Differential Equations Seminar: Rachel Smith (via WebEx)
Johns Hopkins Neuromedical Control Systems Lab
Abstract: Medically-refractory epilepsy (MRE) is a devastating neurological disease that is defined by recurrent and unprovoked seizures that are insufficiently controlled by anti-epileptic medication. Surgical resection of areas in the brain identified as the seizure onset zone (SOZ) can be a curative option for patients with well-localized (‘focal’) MRE, but localization of the SOZ heavily relies on visual inspection of intracranial electroencephalographic (iEEG) data and has historically resulted in surgical failure rates around 50%. In this talk, I will describe a study that aims to improve seizure onset localization by employing dynamical network models.
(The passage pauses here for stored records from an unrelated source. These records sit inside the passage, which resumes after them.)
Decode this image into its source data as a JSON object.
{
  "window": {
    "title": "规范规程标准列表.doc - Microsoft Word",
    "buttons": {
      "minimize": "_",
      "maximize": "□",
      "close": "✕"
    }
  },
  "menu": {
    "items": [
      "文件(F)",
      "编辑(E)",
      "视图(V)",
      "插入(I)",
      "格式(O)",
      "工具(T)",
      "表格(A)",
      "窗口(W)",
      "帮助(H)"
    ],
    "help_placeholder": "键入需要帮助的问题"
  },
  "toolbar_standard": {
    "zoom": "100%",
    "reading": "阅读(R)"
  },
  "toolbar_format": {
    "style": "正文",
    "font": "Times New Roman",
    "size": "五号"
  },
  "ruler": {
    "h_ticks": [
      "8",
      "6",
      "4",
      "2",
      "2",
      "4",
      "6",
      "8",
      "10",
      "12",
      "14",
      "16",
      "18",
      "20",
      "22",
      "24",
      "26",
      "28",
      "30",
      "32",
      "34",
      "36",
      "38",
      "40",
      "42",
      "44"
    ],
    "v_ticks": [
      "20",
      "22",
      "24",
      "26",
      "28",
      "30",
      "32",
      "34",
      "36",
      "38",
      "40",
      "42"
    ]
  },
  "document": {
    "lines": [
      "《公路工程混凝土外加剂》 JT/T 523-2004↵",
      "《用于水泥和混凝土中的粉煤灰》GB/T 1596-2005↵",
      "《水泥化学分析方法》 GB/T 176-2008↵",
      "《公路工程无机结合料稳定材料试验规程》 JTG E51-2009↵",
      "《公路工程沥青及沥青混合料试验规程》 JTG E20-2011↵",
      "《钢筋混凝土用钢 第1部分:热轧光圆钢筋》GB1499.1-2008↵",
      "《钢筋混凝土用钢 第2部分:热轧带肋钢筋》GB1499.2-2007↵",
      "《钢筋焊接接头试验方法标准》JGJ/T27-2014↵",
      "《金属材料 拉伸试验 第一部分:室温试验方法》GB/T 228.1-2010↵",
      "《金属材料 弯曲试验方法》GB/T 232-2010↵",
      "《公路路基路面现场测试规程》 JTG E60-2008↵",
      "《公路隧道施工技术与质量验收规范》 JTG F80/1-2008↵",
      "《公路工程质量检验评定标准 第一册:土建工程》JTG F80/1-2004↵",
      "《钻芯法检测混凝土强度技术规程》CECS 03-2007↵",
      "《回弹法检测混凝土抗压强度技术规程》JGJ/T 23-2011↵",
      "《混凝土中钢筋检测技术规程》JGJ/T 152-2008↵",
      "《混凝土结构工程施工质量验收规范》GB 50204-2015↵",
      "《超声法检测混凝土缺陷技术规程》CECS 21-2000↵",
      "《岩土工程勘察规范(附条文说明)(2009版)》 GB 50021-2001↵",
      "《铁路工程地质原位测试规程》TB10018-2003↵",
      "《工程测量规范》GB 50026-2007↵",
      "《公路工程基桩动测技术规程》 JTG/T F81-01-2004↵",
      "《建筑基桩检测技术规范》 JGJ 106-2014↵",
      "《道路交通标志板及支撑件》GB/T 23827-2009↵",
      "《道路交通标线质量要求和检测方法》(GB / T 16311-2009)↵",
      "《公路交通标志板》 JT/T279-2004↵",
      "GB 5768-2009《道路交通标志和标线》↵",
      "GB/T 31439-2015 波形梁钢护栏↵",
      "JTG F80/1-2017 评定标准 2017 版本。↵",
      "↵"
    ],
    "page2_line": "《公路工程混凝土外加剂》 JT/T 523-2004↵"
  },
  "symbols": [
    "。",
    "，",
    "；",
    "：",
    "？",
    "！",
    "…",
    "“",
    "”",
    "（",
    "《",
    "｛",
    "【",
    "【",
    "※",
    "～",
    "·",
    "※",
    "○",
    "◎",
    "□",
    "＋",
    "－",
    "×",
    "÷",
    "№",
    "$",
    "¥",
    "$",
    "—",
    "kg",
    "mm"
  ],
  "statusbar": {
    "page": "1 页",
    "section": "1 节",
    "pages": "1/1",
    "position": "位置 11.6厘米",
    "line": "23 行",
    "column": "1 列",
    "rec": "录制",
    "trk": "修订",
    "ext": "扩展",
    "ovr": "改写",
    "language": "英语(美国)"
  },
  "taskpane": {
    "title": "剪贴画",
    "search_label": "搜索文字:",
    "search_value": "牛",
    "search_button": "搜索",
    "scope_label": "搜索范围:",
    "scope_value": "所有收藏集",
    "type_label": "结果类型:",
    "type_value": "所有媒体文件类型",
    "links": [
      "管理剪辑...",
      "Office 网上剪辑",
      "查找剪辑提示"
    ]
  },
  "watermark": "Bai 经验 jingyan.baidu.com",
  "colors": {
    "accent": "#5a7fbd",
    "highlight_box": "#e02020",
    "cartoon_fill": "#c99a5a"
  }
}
Specifically, we have recorded iEEG data in MRE patients that have undergone extensive evaluation with single-pulse electrical stimulation (SPES), a technique recently used to probe functional brain networks such as language and motor cortices. We hypothesize that a dynamical quantification of the connectivity networks derived from the evoked responses induced by SPES could also be used to accurately localize the SOZ. We construct linear, time-invariant state-space models from the SPES data and calculate properties of the model that we believe may be clinically-relevant, such as the largest reachable state spacecovered by finite energy stimulation inputs. This denotes the “largest” network response attainable via stimulation. I will give an overview of these dynamical network techniques and describe their potential impact in the clinical treatment of medically-refractory epilepsy.